581. Der Stadtpfeifer aus Orlamünde

[394] Zu Orlamünde war ein Stadtpfeifer, sie nannten ihn den Hausmann, ein munterer Geselle, doch ein ehrlich Blut, nicht mehr ganz jung an Jahren, aber frischen Gemütes und kein Verächter des edeln Rebensaftes, der Gottesgabe. Nun war einstmals besagter Hausmann mit seinen Leuten zu Heilingen, andere sagen, in einem Dorfe unterm Schauenforst, gewesen und hatten bei einer Hochzeit aufgespielt, waren auch schön bewirtet worden, zogen daher, als der Tag graute, fröhlich und wohlgemut am alten Schloß vorbei, oder an dem Schauenforst, und da sprach der Hausmann: Wir wollen doch heute den Tag mit einem Morgenlied anblasen, und zugleich dem weißen Fräulein da droben!

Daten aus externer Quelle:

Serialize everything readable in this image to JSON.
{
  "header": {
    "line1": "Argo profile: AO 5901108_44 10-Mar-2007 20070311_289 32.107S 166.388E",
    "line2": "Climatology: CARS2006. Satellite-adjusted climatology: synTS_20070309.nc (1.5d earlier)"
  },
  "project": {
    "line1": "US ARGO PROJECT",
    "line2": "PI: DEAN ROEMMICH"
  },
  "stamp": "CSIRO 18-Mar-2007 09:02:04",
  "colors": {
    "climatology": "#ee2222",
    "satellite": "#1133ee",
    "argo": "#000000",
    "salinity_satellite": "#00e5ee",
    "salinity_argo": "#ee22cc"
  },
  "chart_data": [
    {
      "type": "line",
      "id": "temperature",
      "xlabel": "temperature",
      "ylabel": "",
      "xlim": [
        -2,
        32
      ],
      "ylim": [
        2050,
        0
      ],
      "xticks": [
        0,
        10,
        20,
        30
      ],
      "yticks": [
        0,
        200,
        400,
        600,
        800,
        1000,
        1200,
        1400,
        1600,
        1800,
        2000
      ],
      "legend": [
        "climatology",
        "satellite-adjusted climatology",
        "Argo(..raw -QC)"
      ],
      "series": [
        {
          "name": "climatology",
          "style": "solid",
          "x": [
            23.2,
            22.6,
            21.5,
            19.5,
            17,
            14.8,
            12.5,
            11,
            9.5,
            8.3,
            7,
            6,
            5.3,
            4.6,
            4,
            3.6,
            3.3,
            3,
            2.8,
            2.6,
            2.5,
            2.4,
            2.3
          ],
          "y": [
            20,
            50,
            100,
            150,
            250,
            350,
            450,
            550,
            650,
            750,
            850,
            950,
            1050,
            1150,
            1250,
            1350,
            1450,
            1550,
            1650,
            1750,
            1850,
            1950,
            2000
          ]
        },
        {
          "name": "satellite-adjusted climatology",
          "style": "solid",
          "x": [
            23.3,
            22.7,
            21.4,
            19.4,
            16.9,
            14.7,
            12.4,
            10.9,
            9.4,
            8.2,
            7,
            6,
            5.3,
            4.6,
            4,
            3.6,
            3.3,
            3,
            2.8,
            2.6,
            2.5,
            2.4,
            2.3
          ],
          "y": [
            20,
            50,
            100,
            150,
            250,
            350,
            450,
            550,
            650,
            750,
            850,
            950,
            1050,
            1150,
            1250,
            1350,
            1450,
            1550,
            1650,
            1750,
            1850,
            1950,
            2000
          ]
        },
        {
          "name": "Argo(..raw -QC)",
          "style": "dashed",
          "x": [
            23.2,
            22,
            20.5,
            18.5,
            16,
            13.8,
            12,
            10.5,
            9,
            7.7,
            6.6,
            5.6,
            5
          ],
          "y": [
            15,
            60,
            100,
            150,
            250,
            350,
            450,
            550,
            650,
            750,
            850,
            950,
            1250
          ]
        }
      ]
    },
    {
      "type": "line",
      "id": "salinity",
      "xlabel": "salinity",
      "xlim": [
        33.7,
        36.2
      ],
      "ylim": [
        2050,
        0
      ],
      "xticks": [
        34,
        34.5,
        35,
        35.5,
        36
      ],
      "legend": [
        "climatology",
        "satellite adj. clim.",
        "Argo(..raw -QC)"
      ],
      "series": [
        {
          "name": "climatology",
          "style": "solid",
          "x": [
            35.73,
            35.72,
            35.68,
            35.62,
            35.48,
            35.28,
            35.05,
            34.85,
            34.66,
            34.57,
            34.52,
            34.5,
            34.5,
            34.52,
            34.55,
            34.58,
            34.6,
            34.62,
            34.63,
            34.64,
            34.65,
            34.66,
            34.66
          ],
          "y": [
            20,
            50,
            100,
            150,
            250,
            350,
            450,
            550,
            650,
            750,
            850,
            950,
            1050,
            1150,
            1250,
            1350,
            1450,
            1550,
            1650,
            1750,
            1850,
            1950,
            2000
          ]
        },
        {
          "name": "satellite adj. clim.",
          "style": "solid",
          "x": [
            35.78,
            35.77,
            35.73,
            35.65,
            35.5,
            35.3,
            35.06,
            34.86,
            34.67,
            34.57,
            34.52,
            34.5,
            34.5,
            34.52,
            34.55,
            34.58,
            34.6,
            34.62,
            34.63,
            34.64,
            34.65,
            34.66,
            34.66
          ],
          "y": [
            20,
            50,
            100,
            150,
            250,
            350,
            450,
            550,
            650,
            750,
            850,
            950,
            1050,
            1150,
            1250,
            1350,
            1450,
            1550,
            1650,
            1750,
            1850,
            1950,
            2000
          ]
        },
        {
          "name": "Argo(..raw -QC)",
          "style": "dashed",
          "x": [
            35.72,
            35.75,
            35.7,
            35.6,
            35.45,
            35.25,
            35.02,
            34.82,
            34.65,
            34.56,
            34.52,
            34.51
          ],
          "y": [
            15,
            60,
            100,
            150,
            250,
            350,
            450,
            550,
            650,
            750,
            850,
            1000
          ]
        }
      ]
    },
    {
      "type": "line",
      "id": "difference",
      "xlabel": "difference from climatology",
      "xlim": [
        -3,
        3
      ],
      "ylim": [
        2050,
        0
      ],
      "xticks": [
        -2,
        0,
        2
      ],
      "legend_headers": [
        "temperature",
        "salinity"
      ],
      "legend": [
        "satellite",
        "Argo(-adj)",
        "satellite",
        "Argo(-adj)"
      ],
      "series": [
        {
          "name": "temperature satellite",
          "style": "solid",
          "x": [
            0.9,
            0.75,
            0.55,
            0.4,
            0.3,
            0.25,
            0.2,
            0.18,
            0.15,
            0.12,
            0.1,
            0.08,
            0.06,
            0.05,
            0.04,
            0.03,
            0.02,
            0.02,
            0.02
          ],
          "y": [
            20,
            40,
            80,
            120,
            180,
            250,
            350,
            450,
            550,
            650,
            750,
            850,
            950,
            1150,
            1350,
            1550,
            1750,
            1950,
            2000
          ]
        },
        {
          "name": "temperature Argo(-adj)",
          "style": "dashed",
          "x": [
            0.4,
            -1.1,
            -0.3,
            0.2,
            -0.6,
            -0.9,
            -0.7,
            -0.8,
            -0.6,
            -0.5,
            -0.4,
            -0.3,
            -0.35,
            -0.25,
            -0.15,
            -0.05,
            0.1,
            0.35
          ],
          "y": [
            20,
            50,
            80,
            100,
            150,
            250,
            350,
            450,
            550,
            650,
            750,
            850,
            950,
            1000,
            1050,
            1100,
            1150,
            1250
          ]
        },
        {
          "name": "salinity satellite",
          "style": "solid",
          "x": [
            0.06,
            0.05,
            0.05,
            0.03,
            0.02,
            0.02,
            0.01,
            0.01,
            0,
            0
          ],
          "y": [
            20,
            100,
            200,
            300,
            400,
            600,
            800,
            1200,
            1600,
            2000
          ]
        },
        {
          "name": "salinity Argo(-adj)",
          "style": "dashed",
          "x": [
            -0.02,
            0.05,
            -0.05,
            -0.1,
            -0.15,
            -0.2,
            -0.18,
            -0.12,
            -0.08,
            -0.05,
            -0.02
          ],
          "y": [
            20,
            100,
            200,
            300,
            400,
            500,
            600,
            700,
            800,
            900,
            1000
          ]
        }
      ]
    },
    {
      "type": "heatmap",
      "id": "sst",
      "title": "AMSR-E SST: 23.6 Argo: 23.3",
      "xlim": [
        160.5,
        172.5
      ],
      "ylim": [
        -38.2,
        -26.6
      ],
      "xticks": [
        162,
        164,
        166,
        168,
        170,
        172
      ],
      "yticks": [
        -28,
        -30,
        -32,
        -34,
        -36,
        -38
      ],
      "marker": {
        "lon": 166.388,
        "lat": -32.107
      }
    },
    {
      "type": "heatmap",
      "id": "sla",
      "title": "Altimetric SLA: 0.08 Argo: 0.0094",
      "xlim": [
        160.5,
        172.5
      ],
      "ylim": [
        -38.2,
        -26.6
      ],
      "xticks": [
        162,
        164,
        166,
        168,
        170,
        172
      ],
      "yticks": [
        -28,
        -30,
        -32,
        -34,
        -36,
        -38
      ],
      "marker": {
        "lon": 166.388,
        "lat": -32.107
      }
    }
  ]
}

Sie stellten sich also auf und bliesen mit frommem Sinne frisch drauflos. Noch waren sie mit ihrem Choral nicht fertig, da trat das weiße Fräulein heraus, auf die Musikanten zu und bot freundlich auf einem Teller, nach der Zahl der Leute, so viele Becher Weines. Sie tranken, und aus Dankbarkeit bliesen sie noch ein Stück. Das Fräulein kam zum zweitenmal, reichte aber auf dem Teller eine Anzahl Knochen dar. Mochten sie da auch große Augen machen, so hatte doch keiner das Herz, die wunderliche Gabe auszuschlagen. Sobald sie aber den Turm aus den Augen hatten, warfen die Gesellen ihr Teil in den nächsten Kornacker. Ehrbar aber hatte der Hausmann seinen Knochen in die Tasche gesteckt, und so wurde er bei der Heimkehr mit dem Rocke in den Kleiderschrank gehängt. Am nächsten Sonntag verlangte der Mann seinen Staatsrock. Die Frau holte ihn. Aber, fragte sie, was hast du denn eingesteckt? Das ist ja schwerer als ein Klumpen Eisen! – Ich wüßte nicht, war seine Antwort, wer mir etwas gegeben hätte, zeig doch her! – Sie langte eine lange Rolle Gold aus der Tasche, in die der fromme Stadtpfeifer den Knochen gesteckt hatte.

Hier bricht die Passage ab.